Saya menulis ini sambil makan Pangsit Mie di Makasar, sambil diiringi nyanyian seorang pengamen menyanyikan sebuah lagu, judulnya Kasih. Ajarilah kami ini saling mengasihi, Ajarilah kami ini saling mengampuni, karena Kasih itu tiada batasnya. Makan Mie pun serasa lebih enak! Yang sekaligus mengajari saya, bagaimana melayani dengan hati. Mengabdi dengan cinta kasih, melalui firman Tuhan yang selalu membimbing kita sebagai terang bagi jalan hidup kita.

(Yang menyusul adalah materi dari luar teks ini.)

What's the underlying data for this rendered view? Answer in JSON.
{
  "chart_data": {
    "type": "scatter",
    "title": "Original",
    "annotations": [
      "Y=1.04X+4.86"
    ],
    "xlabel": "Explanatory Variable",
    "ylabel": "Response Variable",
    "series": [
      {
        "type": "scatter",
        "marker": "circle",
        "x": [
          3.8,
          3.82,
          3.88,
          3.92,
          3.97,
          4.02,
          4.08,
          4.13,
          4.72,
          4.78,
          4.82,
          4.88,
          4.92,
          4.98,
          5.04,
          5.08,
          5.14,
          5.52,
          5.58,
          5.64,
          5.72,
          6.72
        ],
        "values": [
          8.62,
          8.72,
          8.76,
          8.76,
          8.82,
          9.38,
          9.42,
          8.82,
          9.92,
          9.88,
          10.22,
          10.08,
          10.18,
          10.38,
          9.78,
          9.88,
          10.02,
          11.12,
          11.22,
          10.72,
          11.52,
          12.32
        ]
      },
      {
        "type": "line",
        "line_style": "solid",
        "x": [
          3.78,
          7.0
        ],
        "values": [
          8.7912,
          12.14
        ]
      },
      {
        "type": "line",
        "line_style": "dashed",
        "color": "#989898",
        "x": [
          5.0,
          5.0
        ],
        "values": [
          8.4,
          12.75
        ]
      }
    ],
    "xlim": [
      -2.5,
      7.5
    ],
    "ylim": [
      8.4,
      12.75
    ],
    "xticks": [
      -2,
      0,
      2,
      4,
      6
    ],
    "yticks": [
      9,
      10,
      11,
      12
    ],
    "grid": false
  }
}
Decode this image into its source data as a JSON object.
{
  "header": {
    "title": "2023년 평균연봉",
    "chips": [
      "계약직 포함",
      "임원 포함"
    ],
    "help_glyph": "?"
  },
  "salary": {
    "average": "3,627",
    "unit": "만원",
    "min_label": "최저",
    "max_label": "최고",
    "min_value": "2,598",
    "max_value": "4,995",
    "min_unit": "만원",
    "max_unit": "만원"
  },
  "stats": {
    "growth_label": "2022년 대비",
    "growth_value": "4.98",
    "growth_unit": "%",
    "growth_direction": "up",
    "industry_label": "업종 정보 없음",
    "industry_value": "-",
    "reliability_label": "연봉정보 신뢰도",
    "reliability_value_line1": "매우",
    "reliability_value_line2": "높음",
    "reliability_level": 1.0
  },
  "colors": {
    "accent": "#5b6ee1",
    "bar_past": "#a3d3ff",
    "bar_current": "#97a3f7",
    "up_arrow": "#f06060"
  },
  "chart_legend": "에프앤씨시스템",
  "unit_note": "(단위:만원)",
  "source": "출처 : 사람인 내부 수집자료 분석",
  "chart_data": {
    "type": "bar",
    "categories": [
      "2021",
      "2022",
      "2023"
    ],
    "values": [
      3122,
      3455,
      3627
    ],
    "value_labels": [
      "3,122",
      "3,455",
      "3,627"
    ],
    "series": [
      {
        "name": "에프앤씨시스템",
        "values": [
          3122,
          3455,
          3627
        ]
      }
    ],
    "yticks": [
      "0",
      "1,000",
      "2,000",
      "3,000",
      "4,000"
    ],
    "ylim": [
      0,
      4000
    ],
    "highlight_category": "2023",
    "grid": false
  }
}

Kami mengunjungi beberapa orang sakit di Toraja, yang tidak kami kenal sebelumnya, lintas batas dan tidak ada interest sama sekali. Di sini mengingatkan saya kepada sahabat-sahabat dokter dari MSF (Medicine Sains Frontier – Dokter Lintas batas yang berpusat di Brussels). Kami bersama-sama mendarat di Banda Aceh juga di Jogjakarta. Rasanya rindu bisa bersama-sama lagi melihat perjuangan mereka, yang meninggalkan keluarga berbulan-bulan melayani di Indonesia, terhadap saudara-saudara kita yang mereka tidak kenal. Kisah ini diulang lagi oleh Pastor Gabriel Maing, OFM saat makan malam di Bumbu Desa minggu lalu, sambil bernostalgia saat beliau jadi kepala Paroki Bonaventura di Jogjakarta Semoga Tuhan selalu menguatkan hati kita dalam mengabdi. Salam dan doa.